The stunning business-page success story of Glock, the Austrian handgun manufacturer, has also had its share of stunning tabloid intrigue and skullduggery. This week, another chapter full of sordid details is expected to unfurl in a suburban Georgia courtroom, where the former chief executive of the company is scheduled to go on trial on theft and racketeering charges.
The executive, Paul Jannuzzo, 55, was indicted in 2009, and faces up to 30 years in prison, according to the Atlanta Journal-Constitution. Jannuzzo fled the U.S. before his original trial date, but was rearrested and shipped back to Georgia for trial. He has pleaded not guilty.
Jannuzzo is accused of siphoning company funds to a Cayman Islands account and hatching other schemes in collaboration with Peter Manown, a former Glock executive who has pleaded guilty to theft and is expected to testify at the trial, the Journal-Constitution’s Andria Simmons reports.

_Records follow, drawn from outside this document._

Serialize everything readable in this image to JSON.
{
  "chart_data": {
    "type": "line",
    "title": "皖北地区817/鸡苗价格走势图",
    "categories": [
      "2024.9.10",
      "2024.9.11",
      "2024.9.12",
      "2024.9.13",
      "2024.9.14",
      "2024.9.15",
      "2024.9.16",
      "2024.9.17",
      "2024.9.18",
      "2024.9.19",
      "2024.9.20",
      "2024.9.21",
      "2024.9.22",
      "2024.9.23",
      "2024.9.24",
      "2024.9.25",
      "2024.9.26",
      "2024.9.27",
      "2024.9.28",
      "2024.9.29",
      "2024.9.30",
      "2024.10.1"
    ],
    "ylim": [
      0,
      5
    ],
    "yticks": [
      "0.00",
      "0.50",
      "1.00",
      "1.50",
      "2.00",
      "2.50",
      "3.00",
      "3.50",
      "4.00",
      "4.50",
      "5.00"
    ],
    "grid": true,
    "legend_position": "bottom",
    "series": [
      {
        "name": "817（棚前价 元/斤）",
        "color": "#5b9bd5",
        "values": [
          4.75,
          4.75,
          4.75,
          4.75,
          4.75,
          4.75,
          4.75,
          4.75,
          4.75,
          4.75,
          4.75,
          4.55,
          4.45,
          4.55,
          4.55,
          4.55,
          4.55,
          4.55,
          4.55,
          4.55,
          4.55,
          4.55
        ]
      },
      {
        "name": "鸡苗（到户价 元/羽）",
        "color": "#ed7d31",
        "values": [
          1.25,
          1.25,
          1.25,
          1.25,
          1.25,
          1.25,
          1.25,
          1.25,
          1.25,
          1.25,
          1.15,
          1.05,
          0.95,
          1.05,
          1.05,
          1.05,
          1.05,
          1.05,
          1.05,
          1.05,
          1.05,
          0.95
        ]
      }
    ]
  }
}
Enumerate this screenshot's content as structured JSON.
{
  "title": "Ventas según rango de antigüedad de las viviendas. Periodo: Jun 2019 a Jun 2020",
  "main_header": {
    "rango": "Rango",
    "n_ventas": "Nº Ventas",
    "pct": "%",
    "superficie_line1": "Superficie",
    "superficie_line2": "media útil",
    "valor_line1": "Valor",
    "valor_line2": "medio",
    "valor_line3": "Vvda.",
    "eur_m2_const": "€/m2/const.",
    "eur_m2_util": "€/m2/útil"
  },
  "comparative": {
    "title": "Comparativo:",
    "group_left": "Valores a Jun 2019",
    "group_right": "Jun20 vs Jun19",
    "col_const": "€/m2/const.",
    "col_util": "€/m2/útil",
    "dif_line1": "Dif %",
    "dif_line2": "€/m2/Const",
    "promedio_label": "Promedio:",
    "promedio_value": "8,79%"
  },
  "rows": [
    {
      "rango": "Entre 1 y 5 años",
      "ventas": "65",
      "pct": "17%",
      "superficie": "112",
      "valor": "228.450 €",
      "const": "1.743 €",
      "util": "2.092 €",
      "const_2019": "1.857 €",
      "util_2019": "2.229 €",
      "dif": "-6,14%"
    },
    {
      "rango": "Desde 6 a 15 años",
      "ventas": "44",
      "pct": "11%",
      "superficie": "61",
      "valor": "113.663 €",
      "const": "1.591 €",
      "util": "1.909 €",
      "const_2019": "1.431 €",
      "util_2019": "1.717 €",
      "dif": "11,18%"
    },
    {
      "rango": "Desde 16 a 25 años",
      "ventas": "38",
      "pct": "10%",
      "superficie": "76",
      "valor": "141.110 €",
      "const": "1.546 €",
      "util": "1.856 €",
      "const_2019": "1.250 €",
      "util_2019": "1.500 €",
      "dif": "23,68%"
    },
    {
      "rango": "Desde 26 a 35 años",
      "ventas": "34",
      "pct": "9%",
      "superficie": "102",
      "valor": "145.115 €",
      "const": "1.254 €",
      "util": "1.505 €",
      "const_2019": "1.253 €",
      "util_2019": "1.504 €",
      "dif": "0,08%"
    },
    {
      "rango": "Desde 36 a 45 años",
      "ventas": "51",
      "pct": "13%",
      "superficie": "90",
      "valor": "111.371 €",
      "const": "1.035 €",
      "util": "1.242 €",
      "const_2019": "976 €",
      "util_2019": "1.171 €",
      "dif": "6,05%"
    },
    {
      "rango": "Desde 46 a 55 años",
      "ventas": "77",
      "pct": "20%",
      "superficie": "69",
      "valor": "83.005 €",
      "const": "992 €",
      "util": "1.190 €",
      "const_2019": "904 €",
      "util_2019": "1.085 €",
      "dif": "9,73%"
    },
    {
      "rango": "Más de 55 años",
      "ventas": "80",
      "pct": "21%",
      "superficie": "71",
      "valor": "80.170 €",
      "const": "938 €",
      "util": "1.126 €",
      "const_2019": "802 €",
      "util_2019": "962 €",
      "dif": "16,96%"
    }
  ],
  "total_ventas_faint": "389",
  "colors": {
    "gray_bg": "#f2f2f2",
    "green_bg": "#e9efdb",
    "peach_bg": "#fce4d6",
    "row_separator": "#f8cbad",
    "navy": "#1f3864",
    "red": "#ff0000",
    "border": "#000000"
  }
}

Three men hired by Glock to investigate another employee suspected of stealing have also been indicted on racketeering, extortion and other charges.
The man they were investigating, Charles Marie Joseph Ewert, was convicted in 2003 of trying to have company founder Gaston Glock murdered by a hammer-wielding hit man, according to Business Week.
Jannuzzo has accused Glock of using a dizzyingly complex corporate structure to avoid his tax obligations under federal law.
Glock, an Austrian shovel and knife maker, rose from obscurity beginning in the 1980s, touting his lightweight handguns to American police departments. They were a tremendous hit not only with police and weapons aficionados, but with gangsters, rappers, poseurs and Hollywood simulacra of all of the above.
The trial is set to start Tuesday in Cobb County, outside Atlanta. Glock's North American headquarters is in Smyrna, Ga.